Reputation: 249
How can I use composer require vendor/normal_package
and composer require vendor/dev_package --dev
in one single command? I want one CLI command that requires 2 packages, one into "normal" require
and one into require-dev
section.
Background info: I've a composer.json file like this:
{
"require": {
"drupal/core": "^8.6.7"
},
"require-dev": {
"webflo/drupal-core-require-dev": "^8.6.7"
}
}
Those two packages always need to be updated the same time. Usually I just do a composer update drupal/core webflo/drupal-core-require-dev --with-dependencies
which works fine.
But sometimes I explicitly want to require a new minimum version, and I want to do it in a shell script in order to update multiple projects at once (no manual editing of composer.json
). I can't run the two commands
composer require drupal/core:^8.6.10
composer require webflo/drupal-core-require-dev:^8.6.10
consecutively, because they depend on each other.

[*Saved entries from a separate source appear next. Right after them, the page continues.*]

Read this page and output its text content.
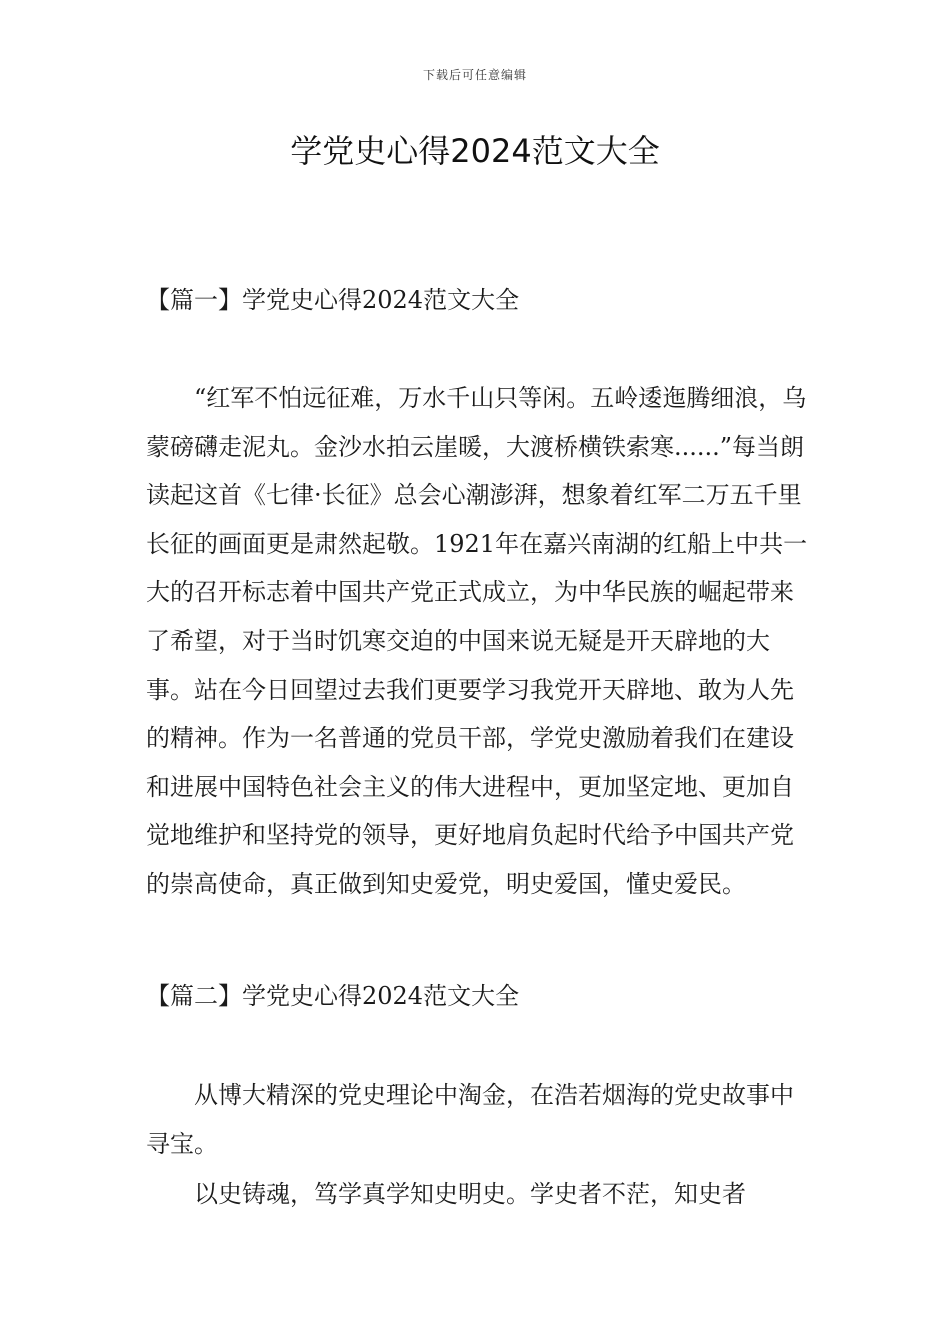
下载后可任意编辑
学党史心得2024范文大全
【篇一】学党史心得2024范文大全

“红军不怕远征难，万水千山只等闲。五岭逶迤腾细浪，乌蒙磅礴走泥丸。金沙水拍云崖暖，大渡桥横铁索寒......”每当朗读起这首《七律·长征》总会心潮澎湃，想象着红军二万五千里长征的画面更是肃然起敬。1921年在嘉兴南湖的红船上中共一大的召开标志着中国共产党正式成立，为中华民族的崛起带来了希望，对于当时饥寒交迫的中国来说无疑是开天辟地的大事。站在今日回望过去我们更要学习我党开天辟地、敢为人先的精神。作为一名普通的党员干部，学党史激励着我们在建设和进展中国特色社会主义的伟大进程中，更加坚定地、更加自觉地维护和坚持党的领导，更好地肩负起时代给予中国共产党的崇高使命，真正做到知史爱党，明史爱国，懂史爱民。

【篇二】学党史心得2024范文大全

从博大精深的党史理论中淘金，在浩若烟海的党史故事中寻宝。

以史铸魂，笃学真学知史明史。学史者不茫，知史者
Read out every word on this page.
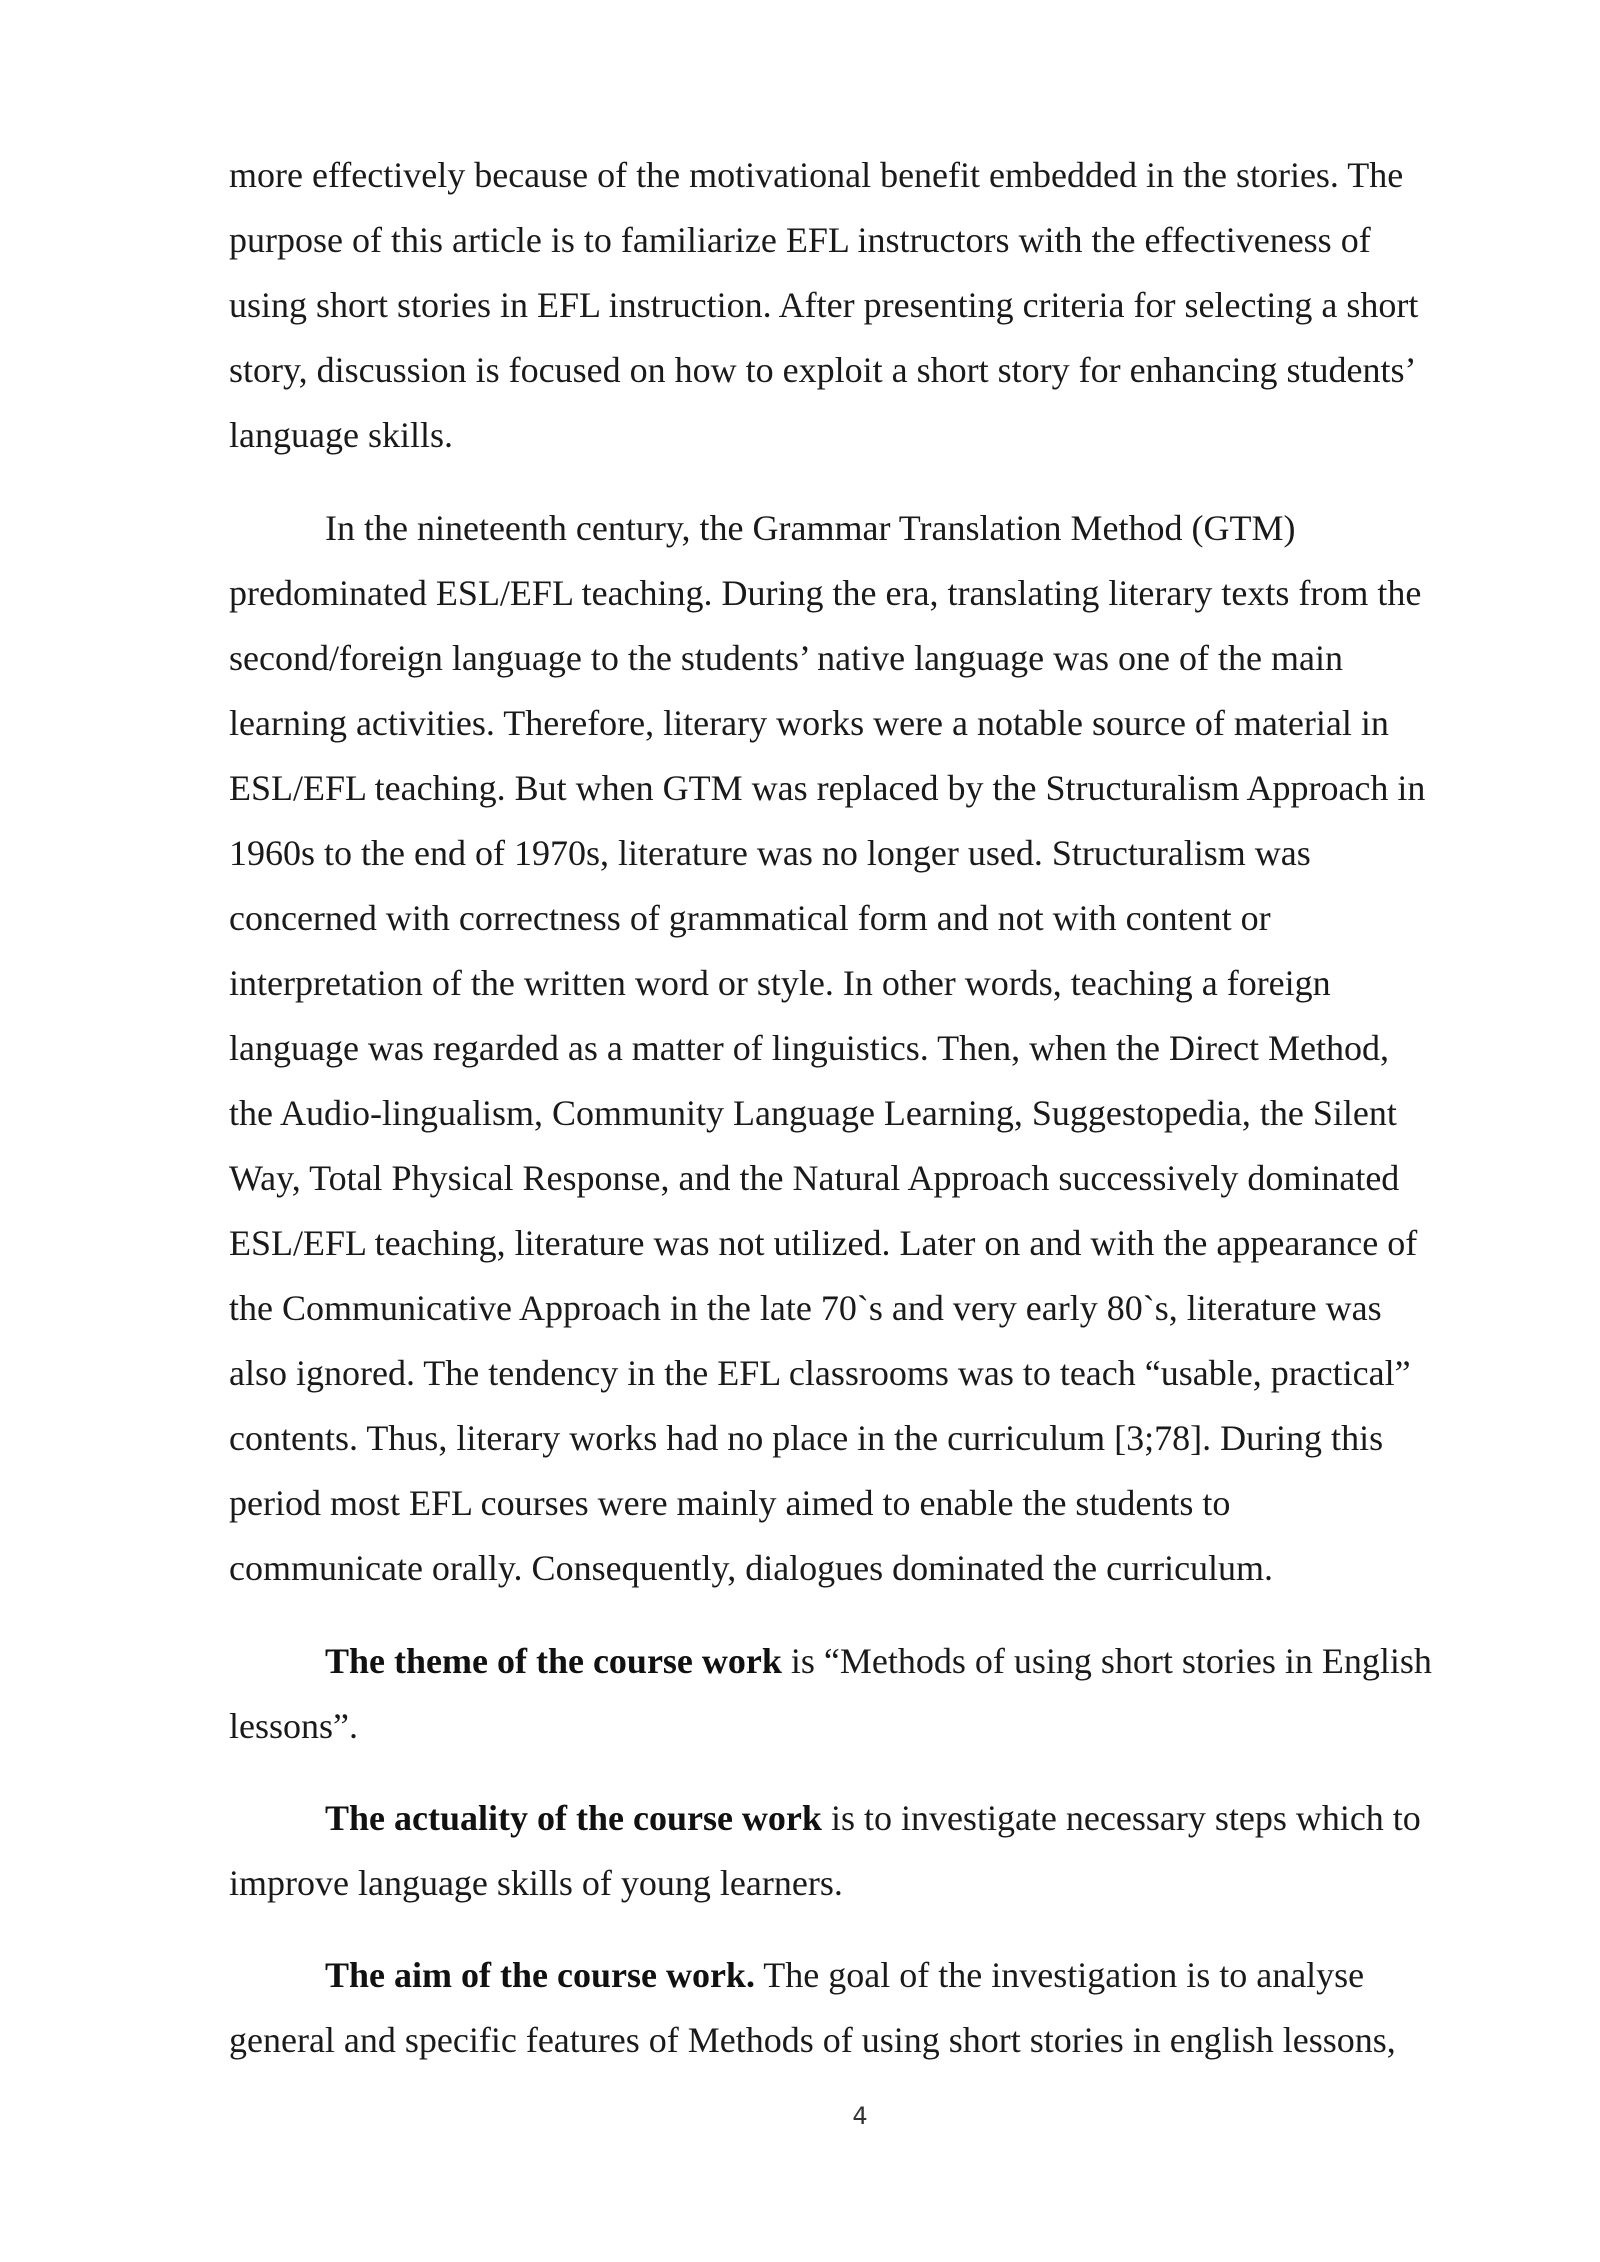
more effectively because of the motivational benefit embedded in the stories. The

purpose of this article is to familiarize EFL instructors with the effectiveness of

using short stories in EFL instruction. After presenting criteria for selecting a short

story, discussion is focused on how to exploit a short story for enhancing students’

language skills.

In the nineteenth century, the Grammar Translation Method (GTM)

predominated ESL/EFL teaching. During the era, translating literary texts from the

second/foreign language to the students’ native language was one of the main

learning activities. Therefore, literary works were a notable source of material in

ESL/EFL teaching. But when GTM was replaced by the Structuralism Approach in

1960s to the end of 1970s, literature was no longer used. Structuralism was

concerned with correctness of grammatical form and not with content or

interpretation of the written word or style. In other words, teaching a foreign

language was regarded as a matter of linguistics. Then, when the Direct Method,

the Audio-lingualism, Community Language Learning, Suggestopedia, the Silent

Way, Total Physical Response, and the Natural Approach successively dominated

ESL/EFL teaching, literature was not utilized. Later on and with the appearance of

the Communicative Approach in the late 70`s and very early 80`s, literature was

also ignored. The tendency in the EFL classrooms was to teach “usable, practical”

contents. Thus, literary works had no place in the curriculum [3;78]. During this

period most EFL courses were mainly aimed to enable the students to

communicate orally. Consequently, dialogues dominated the curriculum.

The theme of the course work is “Methods of using short stories in English

lessons”.

The actuality of the course work is to investigate necessary steps which to

improve language skills of young learners.

The aim of the course work. The goal of the investigation is to analyse

general and specific features of Methods of using short stories in english lessons,

4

How can I require a normal and a dev package in one single command?
Upvotes: 3
Views: 7696
Reputation: 249
If you have got a circular dependency in your composer.json
and that dependency is split across require
and require-dev
, then it currently is not possible to update and set a new min version with just one command. But I've found a workaround that saves a lot of time by using the require-command with --no-update
option.
Below is the code I'm currently using (drupal/core
is the normal package, webflo/drupal...
is the dev package, version ^8.7.1
is the new minimum version I want to enforce):
# include both packages in the require section, but don't update
# this is much faster than normal require with update
composer require --no-update drupal/core:^8.7.1 webflo/drupal-core-require-dev:^8.7.1
# move the dev package back into the require-dev section
composer require --dev --no-update webflo/drupal-core-require-dev:^8.7.1
# now run the update, this will take some time (you can not use --no-dev here)
composer update drupal/core webflo/drupal-core-require-dev:^8.7.1 more_stuff/*
# optional: remove the dev-packages again (this is quite fast too)
composer install --no-dev
I won't mark the question as answered though, because this is just a time-saving workaround and not a real solution.